Running the MitoPilot workflow

Now that our test project is set up, it’s time to run the analysis workflow. MitoPilot utilizes Nextflow to analyze all of the samples in parallel. This is far more efficient than running each sample one at a time in a serial workflow.

To generate the Nextflow command for the Assemble module, click the UPDATE button at the top of the GUI.

Fig. 13

There are two ways to run this Nextflow command on Hydra.

Method 1: Using the GUI

With the Update window open, click the Start Nextflow button to run the analysis pipeline within the MitoPilot GUI. This requires you to keep the GUI open while the pipeline is running.

Note

We recommend only using this method for small numbers of samples. If your internet connection is interrupted, the analysis pipeline will stop. You can resume an interrupted run, but it will waste time and can occasionally cause bugs.

Fig. 14

And we’re off! You should see Nextflow output being printed the to Progress window. This window will continually update as the pipeline progresses. As long as the gears in the top right are spinning, the pipeline is still running.

The Assemble pipeline module has 3 steps: preprocessing (filtering) the raw FASTQ files with fastp, assembling the mitogenomes using GetOrganelle (or MitoFinder), and calculating coverage maps for the assemblies using bowtie2.

Nextflow distributes the analyses across multiple batch jobs on the Hydra cluster. This can allow you to run hundreds of samples simultaneously. The Progress window will update as samples finish each step.

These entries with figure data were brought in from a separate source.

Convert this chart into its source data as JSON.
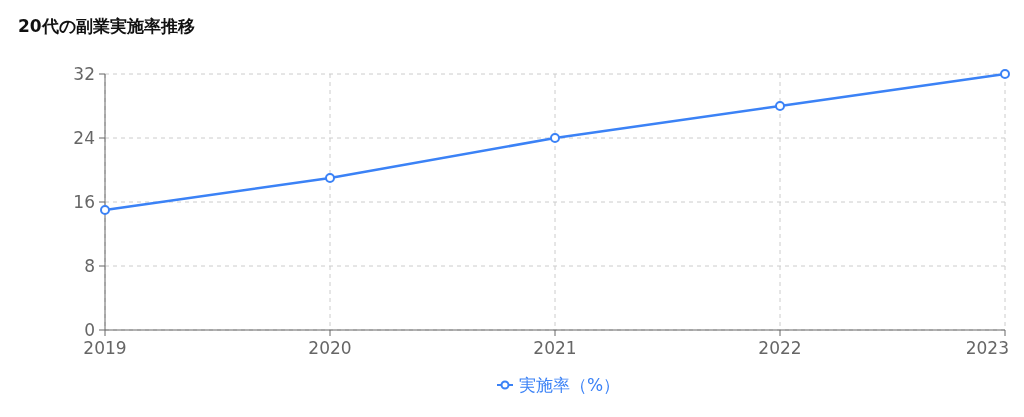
{
  "chart_data": {
    "type": "line",
    "title": "20代の副業実施率推移",
    "categories": [
      "2019",
      "2020",
      "2021",
      "2022",
      "2023"
    ],
    "series": [
      {
        "name": "実施率（%）",
        "color": "#3b82f6",
        "values": [
          15,
          19,
          24,
          28,
          32
        ]
      }
    ],
    "ylim": [
      0,
      32
    ],
    "yticks": [
      0,
      8,
      16,
      24,
      32
    ],
    "grid": true,
    "legend": "bottom",
    "marker": "circle",
    "line_style": "solid"
  }
}
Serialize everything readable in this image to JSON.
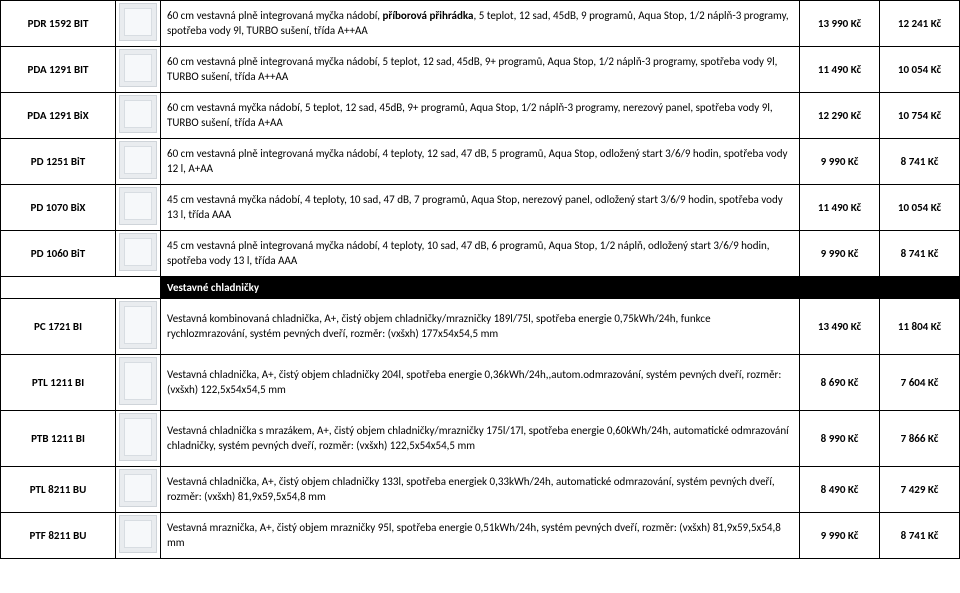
{
  "rows": [
    {
      "code": "PDR 1592 BIT",
      "imgClass": "img-box",
      "desc": "60 cm vestavná plně integrovaná myčka nádobí, <b>příborová přihrádka</b>, 5 teplot, 12 sad, 45dB, 9 programů, Aqua Stop, 1/2 náplň-3 programy, spotřeba vody 9l, TURBO sušení, třída A++AA",
      "p1": "13 990 Kč",
      "p2": "12 241 Kč"
    },
    {
      "code": "PDA 1291 BIT",
      "imgClass": "img-box",
      "desc": "60 cm vestavná plně integrovaná myčka nádobí, 5 teplot, 12 sad, 45dB, 9+ programů, Aqua Stop, 1/2 náplň-3 programy, spotřeba vody 9l, TURBO sušení, třída A++AA",
      "p1": "11 490 Kč",
      "p2": "10 054 Kč"
    },
    {
      "code": "PDA 1291 BiX",
      "imgClass": "img-box",
      "desc": "60 cm vestavná myčka nádobí, 5 teplot, 12 sad, 45dB, 9+ programů, Aqua Stop, 1/2 náplň-3 programy, nerezový panel, spotřeba vody 9l, TURBO sušení, třída A+AA",
      "p1": "12 290 Kč",
      "p2": "10 754 Kč"
    },
    {
      "code": "PD 1251 BiT",
      "imgClass": "img-box",
      "desc": "60 cm vestavná plně integrovaná myčka nádobí, 4 teploty, 12 sad, 47 dB, 5 programů, Aqua Stop, odložený start 3/6/9 hodin, spotřeba vody 12 l, A+AA",
      "p1": "9 990 Kč",
      "p2": "8 741 Kč"
    },
    {
      "code": "PD 1070 BiX",
      "imgClass": "img-box",
      "desc": "45 cm vestavná myčka nádobí, 4 teploty, 10 sad, 47 dB, 7 programů, Aqua Stop, nerezový panel, odložený start 3/6/9 hodin, spotřeba vody 13 l, třída AAA",
      "p1": "11 490 Kč",
      "p2": "10 054 Kč"
    },
    {
      "code": "PD 1060 BiT",
      "imgClass": "img-box",
      "desc": "45 cm vestavná plně integrovaná myčka nádobí, 4 teploty, 10 sad, 47 dB, 6 programů, Aqua Stop, 1/2 náplň, odložený start 3/6/9 hodin, spotřeba vody 13 l, třída AAA",
      "p1": "9 990 Kč",
      "p2": "8 741 Kč"
    },
    {
      "section": "Vestavné chladničky"
    },
    {
      "code": "PC 1721 BI",
      "imgClass": "img-box tall",
      "desc": "Vestavná kombinovaná chladnička, A+, čistý objem chladničky/mrazničky 189l/75l, spotřeba energie 0,75kWh/24h, funkce rychlozmrazování, systém pevných dveří, rozměr: (vxšxh) 177x54x54,5 mm",
      "p1": "13 490 Kč",
      "p2": "11 804 Kč"
    },
    {
      "code": "PTL 1211 BI",
      "imgClass": "img-box tall",
      "desc": "Vestavná chladnička, A+, čistý objem chladničky 204l, spotřeba energie 0,36kWh/24h,,autom.odmrazování, systém pevných dveří, rozměr: (vxšxh) 122,5x54x54,5 mm",
      "p1": "8 690 Kč",
      "p2": "7 604 Kč"
    },
    {
      "code": "PTB 1211 BI",
      "imgClass": "img-box tall",
      "desc": "Vestavná chladnička s mrazákem, A+, čistý objem chladničky/mrazničky 175l/17l, spotřeba energie 0,60kWh/24h, automatické odmrazování chladničky, systém pevných dveří, rozměr: (vxšxh) 122,5x54x54,5 mm",
      "p1": "8 990 Kč",
      "p2": "7 866 Kč"
    },
    {
      "code": "PTL 8211 BU",
      "imgClass": "img-box",
      "desc": "Vestavná chladnička, A+, čistý objem chladničky 133l, spotřeba energiek 0,33kWh/24h, automatické odmrazování, systém pevných dveří, rozměr: (vxšxh) 81,9x59,5x54,8 mm",
      "p1": "8 490 Kč",
      "p2": "7 429 Kč"
    },
    {
      "code": "PTF 8211 BU",
      "imgClass": "img-box",
      "desc": "Vestavná mraznička, A+, čistý objem mrazničky 95l, spotřeba energie 0,51kWh/24h, systém pevných dveří, rozměr: (vxšxh) 81,9x59,5x54,8 mm",
      "p1": "9 990 Kč",
      "p2": "8 741 Kč"
    }
  ]
}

You can use Hydra’s job scheduler to check on the status of MitoPilot jobs. Some samples may finish faster than others.

Fig. 15

Some samples may fail at certain steps (though this is unlikely for the test dataset). Failures are often due to running out of memory, so MitoPilot will retry failed samples with more RAM. The Nextflow log tracks the number of failed samples and retries. We describe some common errors here.

Fig. 16

The test dataset should take a few minutes to finish. When it’s done, your Progress window will look something like this.

Fig. 17

Scroll all the way to the bottom of the Progress window to find some summary info about the run.

Fig. 18

Click Close to return to the samples table.

Method 2: using a batch job

If you have a large number of samples to process (more than a few dozen), we recommend running the Assemble and Annotate MitoPilot modules as batch jobs.

You will still need to generate the Nextflow command using the MitoPilot GUI. But instead of clicking the Start Nextflow button, copy the Nextflow command and create a batch submission script.

We have provided a template below. You may wish to modify the job name (-N) and the log file name (-o).

#!/bin/sh
#$ -N MitoPilot_assembly # MODIFY THIS IF DESIRED
#$ -o MitoPilot_assembly.log # MODIFY THIS IF DESIRED
#$ -cwd -j y
#$ -q lTWFM.sq
#$ -l wfmq
#$ -pe mthread 2
#$ -S /bin/sh

echo + `date` job $JOB_NAME started in $QUEUE with jobID=$JOB_ID on $HOSTNAME

source ~/.bashrc

module load tools/java/21.0.2 # required for Nextflow on Hydra

# EXAMPLE NEXTFLOW COMMAND
nextflow -log /pool/public/genomics/macguigand/MitoPilot/NMNH_workshop_2025/test_project_01/.logs/nextflow.log run /home/macguigand/R/x86_64-redhat-linux-gnu-library/4.4/MitoPilot/nextflow -c /pool/public/genomics/macguigand/MitoPilot/NMNH_workshop_2025/test_project_01/.config -entry WF1 

echo = `date` job $JOB_NAME done
Important

You must use the options -q lTWFM.sq and -l wfmq. This is a special Hydra queue for workflow managers like Nextflow. You must also include -pe mthread 2 in order to have enough available RAM for building the MitoPilot Singularity image.

Move the submission script into your MitoPilot project directory. In the above example, /pool/public/genomics/macguigand/MitoPilot/NMNH_workshop_2025/test_project_01. Then submit the job using qsub MY_SCRIPT_NAME.sh.

You can monitor the progress of this job using the qstat command and by checking on the log files. Once the job is done, you can relaunch the GUI to inspect the results. The same approach can be used for the Annotate module.